Pas de pression, pas de promesse. Certains trouvent une relation, d'autres trouvent des amis précieux, d'autres encore retrouvent juste le plaisir de flirter un peu sans conséquences. C'est valide aussi. Si tu hésites encore à te lancer, cet article sur la vie amoureuse des parents solos cet été ou celui sur la peur du jugement peuvent t'aider à démêler ce que tu ressens vraiment.

Et si la question du profil te bloque dès le départ, quelques conseils pour écrire ton profil de rencontre en tant que parent solo — c'est souvent moins intimidant qu'on ne le croit.
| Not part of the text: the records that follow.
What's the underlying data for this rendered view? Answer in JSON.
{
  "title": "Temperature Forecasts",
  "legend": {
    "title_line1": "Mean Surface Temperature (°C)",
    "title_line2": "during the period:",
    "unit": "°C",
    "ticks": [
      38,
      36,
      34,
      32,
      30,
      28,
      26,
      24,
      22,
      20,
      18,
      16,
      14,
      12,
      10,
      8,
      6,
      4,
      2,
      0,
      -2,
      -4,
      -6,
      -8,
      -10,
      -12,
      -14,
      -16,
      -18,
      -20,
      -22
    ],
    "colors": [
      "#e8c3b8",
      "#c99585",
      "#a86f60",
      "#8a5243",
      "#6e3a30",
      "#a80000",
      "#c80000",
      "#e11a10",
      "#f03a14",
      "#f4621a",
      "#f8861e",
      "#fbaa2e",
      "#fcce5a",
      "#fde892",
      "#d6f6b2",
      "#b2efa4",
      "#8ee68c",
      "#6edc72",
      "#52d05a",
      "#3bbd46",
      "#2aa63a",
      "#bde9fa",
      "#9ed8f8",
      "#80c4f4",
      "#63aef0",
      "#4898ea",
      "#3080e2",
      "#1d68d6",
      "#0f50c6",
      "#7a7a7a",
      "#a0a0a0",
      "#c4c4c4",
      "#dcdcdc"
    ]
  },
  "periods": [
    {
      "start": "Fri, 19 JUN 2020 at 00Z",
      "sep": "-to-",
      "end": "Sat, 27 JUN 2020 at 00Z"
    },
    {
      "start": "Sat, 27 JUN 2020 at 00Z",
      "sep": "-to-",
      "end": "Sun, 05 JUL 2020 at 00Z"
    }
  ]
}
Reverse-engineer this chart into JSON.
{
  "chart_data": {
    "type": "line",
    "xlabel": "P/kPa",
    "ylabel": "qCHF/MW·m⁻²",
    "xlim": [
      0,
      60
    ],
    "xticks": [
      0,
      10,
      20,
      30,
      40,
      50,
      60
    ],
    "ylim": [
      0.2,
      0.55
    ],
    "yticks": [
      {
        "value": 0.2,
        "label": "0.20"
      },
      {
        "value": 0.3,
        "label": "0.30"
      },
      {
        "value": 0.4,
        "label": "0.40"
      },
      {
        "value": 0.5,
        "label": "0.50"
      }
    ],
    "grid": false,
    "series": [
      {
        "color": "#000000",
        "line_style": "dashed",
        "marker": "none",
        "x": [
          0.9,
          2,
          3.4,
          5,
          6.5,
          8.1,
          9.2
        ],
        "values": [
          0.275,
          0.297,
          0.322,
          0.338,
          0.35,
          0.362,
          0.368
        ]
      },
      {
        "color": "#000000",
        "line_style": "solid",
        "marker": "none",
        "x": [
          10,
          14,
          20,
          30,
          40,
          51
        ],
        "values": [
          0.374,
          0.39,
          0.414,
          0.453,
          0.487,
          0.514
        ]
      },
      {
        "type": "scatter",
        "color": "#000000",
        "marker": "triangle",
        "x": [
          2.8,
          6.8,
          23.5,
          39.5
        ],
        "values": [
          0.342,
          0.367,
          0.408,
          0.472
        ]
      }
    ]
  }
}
Deux adultes qui rient autour d'un café en terrasse un soir d'été, première rencontre légère et chaleureuse


La semaine de rentrée : comment accueillir les enfants après ce temps pour toi

Les enfants reviennent. Et c'est bien, aussi. Ce moment-là mérite d'être préparé — pas de façon compliquée, juste avec un peu d'intention.

Le parent qui a rechargé pendant les semaines sans eux accueille différemment. Moins de tension accumulée à la surface, plus de présence réelle. Tu n'es pas en train de gérer le manque de sommeil de la semaine précédente en même temps que leur retour. Tu es là, vraiment là.

Un rituel simple suffit : leur plat préféré pour le premier repas, une activité qu'ils ont choisie à l'avance (une sortie, un film, une soirée jeux), ou juste un moment calme où tu leur fais raconter leur séjour sans regarder ton téléphone. Ce n'est pas grand-chose, mais ça marque le passage — pour eux autant que pour toi.


Ces semaines sans eux ne sont pas du temps volé. C'est du temps qui t'appartient. Utilise-le comme tu veux — y compris pour rencontrer des gens qui n'ont pas besoin qu'on leur explique pourquoi tu es libre ce mardi soir, mais pas le suivant.